= Crossings (game) =

Abstract strategy board game

Crossings is a two-player abstract strategy board game invented by Robert Abbott. The rules were published in Sid Sackson's A Gamut of Games. Crossings was the precursor to Epaminondas, which uses a larger board and expanded rules.

==Gameplay==

===Equipment===
- 1 8x8 gameboard
- 32 stones (16 of each color)

===Object===
- Cross one stone to the opponent's end of the gameboard.

===Turns===
- Play alternates with each player making one movement on a turn.
- Red takes the first turn.

===Movement===
A group is a series of one or more same-colored stones adjacent to one another in a line (diagonal, horizontal, or vertical). A stone may belong to one or more groups.

- A player may move a single stone, an entire group, or a subgroup.
- A group consisting of a single stone may move one space diagonally or orthogonally into an empty square.
- A group must move along the line which defines it. It may move a number of spaces equal to the number of pieces in that group.
- When part of a group is moved (a subgroup), it must move along the line which defines it. It may move a number of spaces equal to the number of pieces in the subgroup.
- When a subgroup is moved it must involve one of the end stones.
- Pieces may not move onto an occupied square.

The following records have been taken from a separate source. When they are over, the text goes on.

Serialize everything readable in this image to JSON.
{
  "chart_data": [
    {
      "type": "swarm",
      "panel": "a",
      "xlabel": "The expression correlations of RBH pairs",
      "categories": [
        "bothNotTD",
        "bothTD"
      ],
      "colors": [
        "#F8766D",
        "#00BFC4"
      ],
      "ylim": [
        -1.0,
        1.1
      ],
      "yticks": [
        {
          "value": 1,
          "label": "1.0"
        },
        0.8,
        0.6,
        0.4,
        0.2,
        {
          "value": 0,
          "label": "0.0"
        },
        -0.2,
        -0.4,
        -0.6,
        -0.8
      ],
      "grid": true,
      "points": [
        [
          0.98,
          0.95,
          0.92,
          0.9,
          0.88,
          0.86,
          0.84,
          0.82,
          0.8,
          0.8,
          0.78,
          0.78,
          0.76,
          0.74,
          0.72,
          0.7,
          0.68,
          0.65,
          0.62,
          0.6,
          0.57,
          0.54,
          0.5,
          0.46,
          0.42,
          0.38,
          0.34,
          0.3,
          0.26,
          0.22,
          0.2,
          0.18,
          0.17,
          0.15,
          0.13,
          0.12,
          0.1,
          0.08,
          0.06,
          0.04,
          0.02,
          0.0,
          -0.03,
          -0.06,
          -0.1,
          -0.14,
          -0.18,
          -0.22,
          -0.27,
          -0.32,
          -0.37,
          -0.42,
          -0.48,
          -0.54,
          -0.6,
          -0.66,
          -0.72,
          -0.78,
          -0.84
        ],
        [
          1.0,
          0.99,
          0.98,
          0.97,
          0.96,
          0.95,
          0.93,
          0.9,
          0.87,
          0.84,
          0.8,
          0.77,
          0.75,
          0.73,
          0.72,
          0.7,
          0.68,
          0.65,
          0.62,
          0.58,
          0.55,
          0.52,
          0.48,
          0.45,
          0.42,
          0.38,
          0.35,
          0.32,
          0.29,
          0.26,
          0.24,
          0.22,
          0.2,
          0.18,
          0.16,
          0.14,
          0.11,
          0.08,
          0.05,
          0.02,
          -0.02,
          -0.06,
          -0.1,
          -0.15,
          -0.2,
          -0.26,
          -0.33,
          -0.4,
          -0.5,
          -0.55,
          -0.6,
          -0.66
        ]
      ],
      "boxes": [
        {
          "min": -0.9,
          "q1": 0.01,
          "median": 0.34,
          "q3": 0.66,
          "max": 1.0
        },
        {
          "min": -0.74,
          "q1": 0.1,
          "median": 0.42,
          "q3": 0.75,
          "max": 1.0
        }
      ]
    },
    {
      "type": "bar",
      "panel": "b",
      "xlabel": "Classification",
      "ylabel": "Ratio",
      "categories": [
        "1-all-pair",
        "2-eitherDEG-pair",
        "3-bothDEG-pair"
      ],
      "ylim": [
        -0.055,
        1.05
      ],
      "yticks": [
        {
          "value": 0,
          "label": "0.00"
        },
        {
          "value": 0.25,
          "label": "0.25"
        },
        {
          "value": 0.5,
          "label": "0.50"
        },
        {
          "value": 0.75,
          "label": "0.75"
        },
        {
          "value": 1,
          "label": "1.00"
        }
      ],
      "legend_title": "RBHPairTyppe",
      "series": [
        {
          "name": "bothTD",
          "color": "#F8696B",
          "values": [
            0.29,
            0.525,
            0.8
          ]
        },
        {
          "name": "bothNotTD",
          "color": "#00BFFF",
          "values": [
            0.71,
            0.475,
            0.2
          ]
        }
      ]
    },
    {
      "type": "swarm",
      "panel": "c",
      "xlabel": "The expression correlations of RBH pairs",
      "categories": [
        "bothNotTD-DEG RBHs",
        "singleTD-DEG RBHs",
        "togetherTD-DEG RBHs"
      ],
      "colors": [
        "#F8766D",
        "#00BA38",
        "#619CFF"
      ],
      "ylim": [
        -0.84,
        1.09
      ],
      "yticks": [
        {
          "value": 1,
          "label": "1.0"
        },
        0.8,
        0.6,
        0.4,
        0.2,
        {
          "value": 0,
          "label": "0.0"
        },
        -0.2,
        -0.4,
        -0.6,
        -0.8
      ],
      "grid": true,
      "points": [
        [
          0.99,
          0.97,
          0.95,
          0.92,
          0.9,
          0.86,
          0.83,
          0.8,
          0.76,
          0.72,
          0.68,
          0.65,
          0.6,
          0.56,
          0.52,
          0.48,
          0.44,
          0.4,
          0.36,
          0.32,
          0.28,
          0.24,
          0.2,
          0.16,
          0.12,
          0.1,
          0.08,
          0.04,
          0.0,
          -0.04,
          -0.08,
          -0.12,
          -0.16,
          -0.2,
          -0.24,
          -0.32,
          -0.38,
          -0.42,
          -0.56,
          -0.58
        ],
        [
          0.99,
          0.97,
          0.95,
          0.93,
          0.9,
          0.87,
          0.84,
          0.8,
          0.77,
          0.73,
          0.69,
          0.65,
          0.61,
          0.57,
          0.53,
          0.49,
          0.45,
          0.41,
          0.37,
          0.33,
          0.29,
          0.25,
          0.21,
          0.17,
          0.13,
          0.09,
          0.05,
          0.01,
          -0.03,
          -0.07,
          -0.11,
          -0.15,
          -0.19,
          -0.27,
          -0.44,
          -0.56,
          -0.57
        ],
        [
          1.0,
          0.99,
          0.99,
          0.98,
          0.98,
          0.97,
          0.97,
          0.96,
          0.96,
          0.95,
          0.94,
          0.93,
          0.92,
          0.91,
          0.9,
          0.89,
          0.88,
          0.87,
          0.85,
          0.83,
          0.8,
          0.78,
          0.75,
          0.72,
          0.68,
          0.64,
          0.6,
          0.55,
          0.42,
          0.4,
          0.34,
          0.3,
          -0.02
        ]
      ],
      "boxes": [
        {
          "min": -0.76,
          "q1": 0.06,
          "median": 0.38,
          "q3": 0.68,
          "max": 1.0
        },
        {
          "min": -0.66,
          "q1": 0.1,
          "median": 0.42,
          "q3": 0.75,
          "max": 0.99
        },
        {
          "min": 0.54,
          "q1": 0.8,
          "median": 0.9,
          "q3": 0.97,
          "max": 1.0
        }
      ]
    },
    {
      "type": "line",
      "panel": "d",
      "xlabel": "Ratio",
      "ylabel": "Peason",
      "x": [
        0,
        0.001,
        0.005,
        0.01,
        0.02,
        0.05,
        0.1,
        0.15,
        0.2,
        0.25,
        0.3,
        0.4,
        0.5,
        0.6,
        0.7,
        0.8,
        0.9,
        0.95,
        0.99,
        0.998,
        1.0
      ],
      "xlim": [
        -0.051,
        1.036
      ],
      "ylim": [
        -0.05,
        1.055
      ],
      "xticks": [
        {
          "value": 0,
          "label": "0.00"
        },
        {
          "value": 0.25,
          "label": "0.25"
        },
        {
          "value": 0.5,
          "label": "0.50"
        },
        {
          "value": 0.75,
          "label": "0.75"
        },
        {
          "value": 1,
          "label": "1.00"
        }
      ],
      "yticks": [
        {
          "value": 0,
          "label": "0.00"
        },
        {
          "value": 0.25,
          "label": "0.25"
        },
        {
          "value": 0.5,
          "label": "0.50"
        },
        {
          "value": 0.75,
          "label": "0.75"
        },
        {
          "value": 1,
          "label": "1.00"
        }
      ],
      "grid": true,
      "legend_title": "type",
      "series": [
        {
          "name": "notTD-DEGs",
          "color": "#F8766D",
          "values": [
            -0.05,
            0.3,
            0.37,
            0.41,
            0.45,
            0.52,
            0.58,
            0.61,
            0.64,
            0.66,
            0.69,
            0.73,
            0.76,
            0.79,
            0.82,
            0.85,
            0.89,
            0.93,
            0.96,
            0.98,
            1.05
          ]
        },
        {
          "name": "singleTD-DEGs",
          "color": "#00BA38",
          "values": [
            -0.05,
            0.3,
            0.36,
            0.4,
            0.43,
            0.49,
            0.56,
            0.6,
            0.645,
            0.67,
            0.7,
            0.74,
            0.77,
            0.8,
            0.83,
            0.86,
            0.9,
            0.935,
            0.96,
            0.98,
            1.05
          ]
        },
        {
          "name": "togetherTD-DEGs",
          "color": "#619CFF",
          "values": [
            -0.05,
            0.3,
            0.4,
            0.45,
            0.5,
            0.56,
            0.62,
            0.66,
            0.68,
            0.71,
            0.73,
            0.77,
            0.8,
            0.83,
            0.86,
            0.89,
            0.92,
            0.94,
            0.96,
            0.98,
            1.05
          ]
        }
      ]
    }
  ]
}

===Capturing an enemy stone===
- If the first stone in a moving group encounters a single enemy stone, the group's movement stops there, and the enemy stone is captured.
- If the first stone in a moving group encounters an end stone of an opponent's group, it can capture that stone if the opponent's group is smaller.
- If it cannot capture the end stone because the opponent's group is the same size or larger, it is not allowed to move on to that square.

===End of the game===
- A player possibly wins the game if they get a stone on the home row, or row furthest from their side. If the opponent cannot get a stone of their own onto the first player's home row in the next move, the first player wins. Otherwise, those stones are "locked"; they cannot be moved or captured. The next attempt at crossing, as this is called, will determine the winner (unless it, too, is immediately followed by a counter-crossing, and so on.)
- The game is a draw if no player can complete the objective. Draws are rare.